At that time, it was funded by the United Palestinian Society of America, and continued to provide services and receive patients and casualties during various wars, beginning with the first Palestinian intifada (December 1987).


"They smell burned corpses"

Now, the roads of the Baptist Hospital are filled with bodies and body parts lying in piles, and the hospital has been damaged.

Upon hearing the news of the explosion and the massacre, Hammam collapsed. He still has family and relatives in the Gaza Strip, and relatives holed up in a church near the hospital.

He said he desperately tried to contact them, only to begin to control himself when he learned that they had not been harmed by the explosion, but had "witnessed the destruction up close."

"They can smell the smell of burned corpses," Hammam added.

His family in Gaza (uncles, aunts, relatives and other relatives) survives on simple food – canned tuna and dried pasta, as food and other supplies quickly run out, with Israeli forces preventing humanitarian aid from arriving.

A day earlier, Hammam's mother spoke to one of his aunts there, telling him "she's not normal."

The homes of all his relatives were destroyed within almost two weeks of Israeli bombardment. He and his mother are now considering how to move their family so that they have the opportunity to leave the Gaza Strip.

Since Israel began its aggression on the Strip nearly two weeks ago, a mental health therapist has been unable to do anything other than work.

"My eyes don't leave my phone or TV," he says, adding that his entire schedule is about waiting daily for news from relatives to try to check on them.

An old photo of the family of Hammam Farah at Al-Ahli Baptist Hospital (archive)

"They died one by one"

Hammam visited Gaza for the last time in 2000, not knowing it would be his last.
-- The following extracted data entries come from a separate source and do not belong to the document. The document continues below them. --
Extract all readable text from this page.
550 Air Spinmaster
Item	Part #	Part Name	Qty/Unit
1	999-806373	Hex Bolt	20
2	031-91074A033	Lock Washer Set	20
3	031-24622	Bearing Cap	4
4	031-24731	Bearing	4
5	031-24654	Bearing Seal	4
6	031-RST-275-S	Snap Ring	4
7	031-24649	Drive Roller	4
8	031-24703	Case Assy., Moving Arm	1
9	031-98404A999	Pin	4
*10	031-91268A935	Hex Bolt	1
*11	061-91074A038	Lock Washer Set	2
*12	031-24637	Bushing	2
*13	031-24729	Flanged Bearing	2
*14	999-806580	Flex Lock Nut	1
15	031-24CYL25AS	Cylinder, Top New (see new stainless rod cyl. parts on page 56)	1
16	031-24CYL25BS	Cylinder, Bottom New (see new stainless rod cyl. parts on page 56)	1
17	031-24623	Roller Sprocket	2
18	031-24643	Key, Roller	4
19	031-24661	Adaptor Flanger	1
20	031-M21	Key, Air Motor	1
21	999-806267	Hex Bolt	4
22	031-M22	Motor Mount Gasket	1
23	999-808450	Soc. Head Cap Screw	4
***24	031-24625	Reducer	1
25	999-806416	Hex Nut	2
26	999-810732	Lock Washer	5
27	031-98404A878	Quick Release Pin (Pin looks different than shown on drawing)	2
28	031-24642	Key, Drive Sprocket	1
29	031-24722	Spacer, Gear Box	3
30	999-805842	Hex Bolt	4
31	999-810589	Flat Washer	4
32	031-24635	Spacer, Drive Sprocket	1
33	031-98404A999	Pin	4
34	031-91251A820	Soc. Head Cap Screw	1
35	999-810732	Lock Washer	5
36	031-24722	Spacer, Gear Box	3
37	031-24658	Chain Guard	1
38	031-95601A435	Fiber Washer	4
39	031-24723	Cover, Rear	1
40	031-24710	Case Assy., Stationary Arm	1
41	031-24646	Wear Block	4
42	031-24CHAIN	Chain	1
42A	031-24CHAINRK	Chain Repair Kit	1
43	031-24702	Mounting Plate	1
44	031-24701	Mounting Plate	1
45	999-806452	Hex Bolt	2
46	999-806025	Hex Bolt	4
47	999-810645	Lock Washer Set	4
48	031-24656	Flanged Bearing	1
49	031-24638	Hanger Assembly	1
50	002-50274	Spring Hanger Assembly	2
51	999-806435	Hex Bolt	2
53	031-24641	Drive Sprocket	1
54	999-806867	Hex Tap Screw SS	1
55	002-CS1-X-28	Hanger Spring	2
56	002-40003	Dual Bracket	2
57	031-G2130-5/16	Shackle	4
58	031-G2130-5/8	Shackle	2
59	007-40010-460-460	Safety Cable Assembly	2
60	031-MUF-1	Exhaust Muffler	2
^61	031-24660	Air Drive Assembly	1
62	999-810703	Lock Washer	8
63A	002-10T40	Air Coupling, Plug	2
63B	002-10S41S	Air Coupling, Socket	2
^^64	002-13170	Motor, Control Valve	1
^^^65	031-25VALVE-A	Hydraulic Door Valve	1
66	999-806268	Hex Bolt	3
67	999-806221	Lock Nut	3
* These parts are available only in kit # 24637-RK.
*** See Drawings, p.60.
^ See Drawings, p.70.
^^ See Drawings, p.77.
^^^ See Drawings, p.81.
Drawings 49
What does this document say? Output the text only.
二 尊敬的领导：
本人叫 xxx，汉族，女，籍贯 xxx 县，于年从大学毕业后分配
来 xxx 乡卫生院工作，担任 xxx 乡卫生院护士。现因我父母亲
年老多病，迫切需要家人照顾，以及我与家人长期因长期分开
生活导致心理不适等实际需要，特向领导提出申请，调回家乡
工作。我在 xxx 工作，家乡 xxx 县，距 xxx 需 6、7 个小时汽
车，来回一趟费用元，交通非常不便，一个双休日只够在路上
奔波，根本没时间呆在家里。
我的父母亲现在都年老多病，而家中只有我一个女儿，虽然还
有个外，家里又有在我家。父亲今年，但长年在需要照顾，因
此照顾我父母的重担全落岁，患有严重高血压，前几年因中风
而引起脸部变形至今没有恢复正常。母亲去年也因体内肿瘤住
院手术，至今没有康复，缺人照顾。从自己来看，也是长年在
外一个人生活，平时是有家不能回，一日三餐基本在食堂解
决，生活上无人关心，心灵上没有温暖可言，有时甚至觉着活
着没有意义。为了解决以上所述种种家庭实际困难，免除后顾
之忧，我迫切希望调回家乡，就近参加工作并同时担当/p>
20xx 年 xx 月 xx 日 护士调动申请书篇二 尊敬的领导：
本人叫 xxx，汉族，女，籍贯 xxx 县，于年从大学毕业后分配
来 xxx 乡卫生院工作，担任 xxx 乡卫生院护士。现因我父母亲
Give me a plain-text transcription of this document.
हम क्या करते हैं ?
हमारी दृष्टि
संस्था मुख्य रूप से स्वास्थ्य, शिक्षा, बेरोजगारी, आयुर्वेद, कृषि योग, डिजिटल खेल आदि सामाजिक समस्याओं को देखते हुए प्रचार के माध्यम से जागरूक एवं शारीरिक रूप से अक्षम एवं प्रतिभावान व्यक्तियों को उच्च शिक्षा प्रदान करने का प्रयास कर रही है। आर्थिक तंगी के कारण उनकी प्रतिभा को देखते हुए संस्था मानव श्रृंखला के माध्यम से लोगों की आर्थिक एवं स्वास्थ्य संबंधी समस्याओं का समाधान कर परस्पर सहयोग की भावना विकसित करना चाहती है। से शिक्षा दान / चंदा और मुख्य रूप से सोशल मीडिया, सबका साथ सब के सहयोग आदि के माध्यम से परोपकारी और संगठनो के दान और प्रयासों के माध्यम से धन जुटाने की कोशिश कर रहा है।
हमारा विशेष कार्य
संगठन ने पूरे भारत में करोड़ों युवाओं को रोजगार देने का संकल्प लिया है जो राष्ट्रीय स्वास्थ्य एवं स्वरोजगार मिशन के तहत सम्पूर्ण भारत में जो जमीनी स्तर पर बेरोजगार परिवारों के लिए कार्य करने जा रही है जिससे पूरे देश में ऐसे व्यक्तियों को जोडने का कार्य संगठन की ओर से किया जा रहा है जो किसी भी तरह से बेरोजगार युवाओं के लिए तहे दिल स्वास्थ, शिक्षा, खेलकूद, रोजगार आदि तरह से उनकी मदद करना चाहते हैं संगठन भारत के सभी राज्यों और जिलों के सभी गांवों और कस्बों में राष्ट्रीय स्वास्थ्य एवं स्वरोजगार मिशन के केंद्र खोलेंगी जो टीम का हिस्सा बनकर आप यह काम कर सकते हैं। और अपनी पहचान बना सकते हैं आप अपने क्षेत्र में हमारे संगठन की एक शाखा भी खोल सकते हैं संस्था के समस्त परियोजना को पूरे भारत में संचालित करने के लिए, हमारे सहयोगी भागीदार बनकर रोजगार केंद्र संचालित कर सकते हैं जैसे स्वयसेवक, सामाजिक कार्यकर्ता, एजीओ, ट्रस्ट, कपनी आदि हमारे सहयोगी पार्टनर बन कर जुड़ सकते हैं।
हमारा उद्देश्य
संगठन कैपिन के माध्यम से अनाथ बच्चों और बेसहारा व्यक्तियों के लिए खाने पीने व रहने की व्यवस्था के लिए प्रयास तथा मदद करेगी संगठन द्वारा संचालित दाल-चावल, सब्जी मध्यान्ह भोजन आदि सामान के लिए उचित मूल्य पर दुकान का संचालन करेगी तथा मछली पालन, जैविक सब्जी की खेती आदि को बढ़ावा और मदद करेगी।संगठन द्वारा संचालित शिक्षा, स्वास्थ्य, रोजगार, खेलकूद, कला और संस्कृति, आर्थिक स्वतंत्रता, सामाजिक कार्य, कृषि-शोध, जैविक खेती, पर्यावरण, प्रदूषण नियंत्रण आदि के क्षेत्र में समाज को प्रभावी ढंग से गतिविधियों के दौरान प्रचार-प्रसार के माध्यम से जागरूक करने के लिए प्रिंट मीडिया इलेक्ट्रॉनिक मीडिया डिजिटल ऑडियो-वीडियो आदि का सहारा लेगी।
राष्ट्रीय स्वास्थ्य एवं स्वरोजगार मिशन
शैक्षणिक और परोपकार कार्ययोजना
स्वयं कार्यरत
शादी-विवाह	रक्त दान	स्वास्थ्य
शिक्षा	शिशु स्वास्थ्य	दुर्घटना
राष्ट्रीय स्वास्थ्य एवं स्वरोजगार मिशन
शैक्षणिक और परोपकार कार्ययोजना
His family lived in the UAE for many years, making trips there every summer.

He was always amazed by the reaction of his relatives when they intended to leave at the end of each summer.

"There was a painful scream and crying, as if it would be the last time we would see each other," says Hammam.

In 2000, when he was just 17 years old, he left the Strip thinking he would return the following summer as usual, but this opportunity did not come.

Israel imposed a blockade on Gaza in 2007, making return difficult.

Since then, Hammam has hoped to visit Gaza, especially to see his grandmother, but he has not yet had the opportunity.

"They started dying one by one," Hammam says sadly. Now that they are gone with their memories only engraved in his heart, he adds, adding that his particularly wealthy grandmother still deeply influences his Palestinian identity.

In a letter to his grandmother after her death, Hammam wrote: It will be easier to see you in the afterlife.